Abstract:
Fabry disease (FD) is a multisystemic lysosomal storage disorder caused by the loss of α-galactosidase A (α-Gal) function. The current standard of care, enzyme replacement therapies, while effective in reducing kidney pathology when treated early, do not fully ameliorate cardiac issues, neuropathic manifestations, and risk of cerebrovascular events. Adeno-associated virus (AAV)-based gene therapies (AAV-GT) can provide superior efficacy across multiple tissues owing to continuous, endogenous production of the therapeutic enzyme and lower treatment burden.
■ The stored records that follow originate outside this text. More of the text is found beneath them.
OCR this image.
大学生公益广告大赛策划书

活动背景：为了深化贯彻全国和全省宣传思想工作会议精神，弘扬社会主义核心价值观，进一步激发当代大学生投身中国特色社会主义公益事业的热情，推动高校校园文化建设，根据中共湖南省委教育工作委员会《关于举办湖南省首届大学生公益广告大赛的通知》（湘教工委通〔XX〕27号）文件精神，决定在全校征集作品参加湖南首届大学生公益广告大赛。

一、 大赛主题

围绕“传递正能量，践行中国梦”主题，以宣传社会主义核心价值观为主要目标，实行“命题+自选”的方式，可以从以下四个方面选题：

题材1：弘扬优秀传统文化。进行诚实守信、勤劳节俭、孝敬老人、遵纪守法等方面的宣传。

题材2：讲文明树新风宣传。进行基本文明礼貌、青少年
We set out to develop a robust AAV-GT to achieve optimal efficacy with the lowest feasible dose to minimize any safety risks that are associated with high-dose AAV-GTs. In this proof-of-concept study, we evaluated the effectiveness of an rAAV9 vector expressing human GLA transgene under a strong ubiquitous promoter, combined with woodchuck hepatitis virus posttranscriptional regulatory element (rAAV9-hGLA). We tested our GT at three different doses, 5e10 vg/kg, 2.5e11 vg/kg, and 6.25e12 vg/kg in the G3Stg/GLAko Fabry mouse model that has tissue Gb3 substrate levels comparable with patients with FD and develops several early FD pathologies. After intravenous injections of rAAV9-hGLA at 11 weeks of age, we observed dose-dependent increases in α-Gal activity in the key target tissues, reaching as high as 393-fold of WT in the kidneys and 6156-fold in the heart at the highest dose. Complete or near-complete substrate clearance was observed in animals treated with the two higher dose levels tested in all tissues except for the brain. We also found dose-dependent improvements in several pathological biomarkers, as well as prevention of structural and functional organ pathology. Taken together, these results indicate that an AAV-GT under a strong ubiquitous promoter has the potential to address the unmet therapeutic needs in patients with FD at relatively low doses.
摘要:
法布里病(FD)是由α-半乳糖苷酶A(α-Gal)功能丧失引起的多系统溶酶体贮积症。目前的护理标准,酶替代疗法(ERT),虽然早期治疗可有效减少肾脏病理,不能完全改善心脏问题,神经病表现,和脑血管事件的风险。基于AAV的基因治疗(AAV-GT)可以在多个组织中提供优异的疗效,内源性产生治疗性酶,降低治疗负担。我们着手开发一种强大的AAV-GT,以最低的可行剂量达到最佳疗效,以最大程度地减少与高剂量AAV-GT相关的任何安全风险。在这项概念验证研究中,我们评估了在强普遍存在的启动子下表达人GLA转基因的rAAV9载体的有效性。结合土拨鼠肝炎病毒转录后调控元件(WPRE)(rAAV9-hGLA)。我们测试了三种不同剂量的GT,5e10vg/kg,2.5e11vg/kg,和6.25e12vg/kg在G3Stg/GLAKOFabry小鼠模型中,其组织Gb3底物水平与FD患者相当,并发展出几种早期FD病理。在11周龄静脉注射rAAV9-hGLA后,我们观察到关键靶组织中α-Gal活性的剂量依赖性增加,在最高剂量下,肾脏中的WT高达393倍,心脏中的WT高达6156倍。在用两种较高剂量水平处理的动物中观察到完全或接近完全的底物清除,在除了脑以外的所有组织中进行测试。我们还发现了几种病理生物标志物的剂量依赖性改善,以及结构和功能器官病理学的预防。一起来看,这些结果表明,在强普遍存在启动子下的AAV-GT具有在相对低剂量下解决FD患者未满足的治疗需求的潜力.